Monday, November 5, 2007

Young Love

Love is the blessing and the curse of this world. Without it, we could not call ourselves human, but with it, we are doomed to live with the concequences it brings. It's the most precious thing we have to give, but does that mean we should keep it for only a precious few? Loving all human beings is an answer for some, but is the risk of having it abused too high? The word itself gets abused. Those who feel the power that the emotion represents will only tell certain people "I love you". Others will pull it out of nowhere, sometimes to people they've hardly met. Often they don't mean it, it only serves as a way to describe a feeling towards them at that particular moment. Someone might tell another that they love them, when they are actually only feeling gratitude, joy, and sometimes only sorrow. Love could very well be that simple at times, but it is only a temporary lure.

When we are little, we are taught to love our parents and grandparents. But are we really taught? Do we need telling to love our parents? Maybe we do when we get a little older and into the rebellion stages of life, but usually not when we are little. Our parents are the ones always there, calming us when we are scared or angry, feeding us, playing with us, teaching us to wash our hands, brush our teeth, and not to cross the street without them. All the while, they are telling us that they love us. Even when we are small and our brains "aren't fully developed", we can still have a perspective on what love is. Love is what made our parents do all those things for us, it's what made them read us bed time stories and kiss us goodnight. Love is what made our tiny insignificant lives special. So is it safe to say that we know love better when we are young than when we get older? Children do have minds like a sponge, they can take up almost any concept faster than we can at an older age. True, there are more aspects about love that we cannot learn as children, but what we do learn seems pretty sufficient to me. When we in turn tell our parents that we love them, it's the truth. It's odd then, that we are told as children that we are too young to love, that we don't know what love is. We should encourage it. We don't want our children to be hurt by love, but love surrounds them from the start. Childhood love is one of the greatest parts of our youth, sometimes of our whole lives. I'm sure there are cases where two people who grew up together found it quite easy to spend the rest of their lives together. I was struck by love when I was little, and there is no denying it helped me learn what love was. Sometimes I would see a girl for the first time and immediately think I was in love, only to be dissapointed when we couldn't get along. I got it right once, maybe twice, but they ended up moving away, and so I moved on.

Childhood love comes in two parts, as does the love we experience in every other stage of life. The first is the parental love: the love we have for our parents and grandparents which lasts forever; and the introduction to love outside our immediate family: the pretty girls who beat us at basketball, the ones we throw rocks at, and maybe eventually pick "flowers" that are actually weeds for them. Sometimes it can last, but usually it's a small preview of what to expect later on. It serves as a guide that tells us to be cautious when we give others our hearts, but also not to fight love when it slaps us in the face.

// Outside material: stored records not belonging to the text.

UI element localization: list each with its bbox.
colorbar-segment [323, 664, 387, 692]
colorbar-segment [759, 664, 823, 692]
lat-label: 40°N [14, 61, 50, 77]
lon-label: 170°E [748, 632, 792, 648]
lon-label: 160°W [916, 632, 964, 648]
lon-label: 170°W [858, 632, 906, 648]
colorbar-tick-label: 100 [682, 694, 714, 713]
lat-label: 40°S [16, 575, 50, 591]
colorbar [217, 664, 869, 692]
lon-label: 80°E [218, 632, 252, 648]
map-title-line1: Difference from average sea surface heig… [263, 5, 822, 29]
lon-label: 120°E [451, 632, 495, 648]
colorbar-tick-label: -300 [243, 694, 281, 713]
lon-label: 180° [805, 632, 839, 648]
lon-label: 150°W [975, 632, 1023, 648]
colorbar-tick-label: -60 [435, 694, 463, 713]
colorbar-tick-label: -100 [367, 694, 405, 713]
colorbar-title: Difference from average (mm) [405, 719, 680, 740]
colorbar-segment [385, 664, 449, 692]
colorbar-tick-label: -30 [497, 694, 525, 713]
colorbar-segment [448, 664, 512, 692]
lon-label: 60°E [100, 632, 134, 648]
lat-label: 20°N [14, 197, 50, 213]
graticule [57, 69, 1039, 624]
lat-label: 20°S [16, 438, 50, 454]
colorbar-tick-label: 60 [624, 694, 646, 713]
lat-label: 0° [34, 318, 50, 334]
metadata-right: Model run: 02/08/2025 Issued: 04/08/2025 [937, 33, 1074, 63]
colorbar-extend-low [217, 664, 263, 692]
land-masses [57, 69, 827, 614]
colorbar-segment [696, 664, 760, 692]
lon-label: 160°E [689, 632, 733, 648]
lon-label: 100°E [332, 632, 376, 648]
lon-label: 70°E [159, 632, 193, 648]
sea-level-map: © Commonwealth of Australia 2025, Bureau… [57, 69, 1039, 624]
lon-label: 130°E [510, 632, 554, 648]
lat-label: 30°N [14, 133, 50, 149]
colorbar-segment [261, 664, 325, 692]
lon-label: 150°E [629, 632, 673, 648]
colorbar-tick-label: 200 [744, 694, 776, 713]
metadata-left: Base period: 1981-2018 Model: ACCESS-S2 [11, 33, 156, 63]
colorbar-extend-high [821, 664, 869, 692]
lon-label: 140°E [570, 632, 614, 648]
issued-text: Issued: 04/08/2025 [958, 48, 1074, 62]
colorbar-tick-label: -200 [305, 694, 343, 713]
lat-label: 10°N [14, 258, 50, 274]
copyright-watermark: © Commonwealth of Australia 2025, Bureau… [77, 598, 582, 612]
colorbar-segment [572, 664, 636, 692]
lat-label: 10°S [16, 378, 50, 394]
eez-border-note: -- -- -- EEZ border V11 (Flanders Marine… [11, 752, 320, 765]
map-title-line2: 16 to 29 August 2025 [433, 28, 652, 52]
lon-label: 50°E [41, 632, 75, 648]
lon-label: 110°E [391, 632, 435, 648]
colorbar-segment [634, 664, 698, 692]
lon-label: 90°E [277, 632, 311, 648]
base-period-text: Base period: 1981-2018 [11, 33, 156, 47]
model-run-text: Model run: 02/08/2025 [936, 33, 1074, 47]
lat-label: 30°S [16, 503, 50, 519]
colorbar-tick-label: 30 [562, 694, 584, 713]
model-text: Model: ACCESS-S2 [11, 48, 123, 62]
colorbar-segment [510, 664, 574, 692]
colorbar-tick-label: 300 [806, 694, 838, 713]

There are many more phases of love which I think I could do better justice for in another post, be the question I have of childhood love is: Is what I just described as the reason behind young love really true? Why did God give us this wild emotion, at least at such a young age? We ask God why we suffer when love hurts us, and it's no different when we are little. Parents and other adults try to steer us away from it so we can't get hurt, but we feel it all the same, so we get hurt just as easily. Love can't be pushed away, because it's a trait that God gave us when he made us human. If children weren't meant to experience love, then we would think that God would have blocked that part of our learning process. He didn't, therefore loving beyond our parental love must have a reason. I can't answer it for certain, but I've given my ideas. It's a fun thing to ponder.

1 comment:

Paul Devitto said...

Why God imparted to us the ability to love is an interesting questions. But one which I think is even more mind-boggling is why does God (in Christianity anyway) tell us to love even those who harm us just as we love ourselves, just as we love those close to us. The idea I'm taking here is the notion of 'love your neighbor as you love yourself'. Everyone, even your closest relative, is a neighbor. But it seems that some neighbors, with what concerns love, have a different aspect that seem more deserving of one's love. And yet, there is this equalizing effect in Christianity (ideally speaking anyway) which seems to level the playing field. You could argue that neighbor means this or that; but you could also argue what I take it to mean. If one does, certain difficulties arise. Kierkegaard says that love of the neighbor subsumes even love of one's own wife. For him, love of the neighbor is a higher love because it transcends individuality. What this means I have no idea. I mean, I know what the words mean; but I don't know what it means, personally, to put a neighbor above my wife, say for example, in a crisis situation. Call me a bad Christian, but wife first.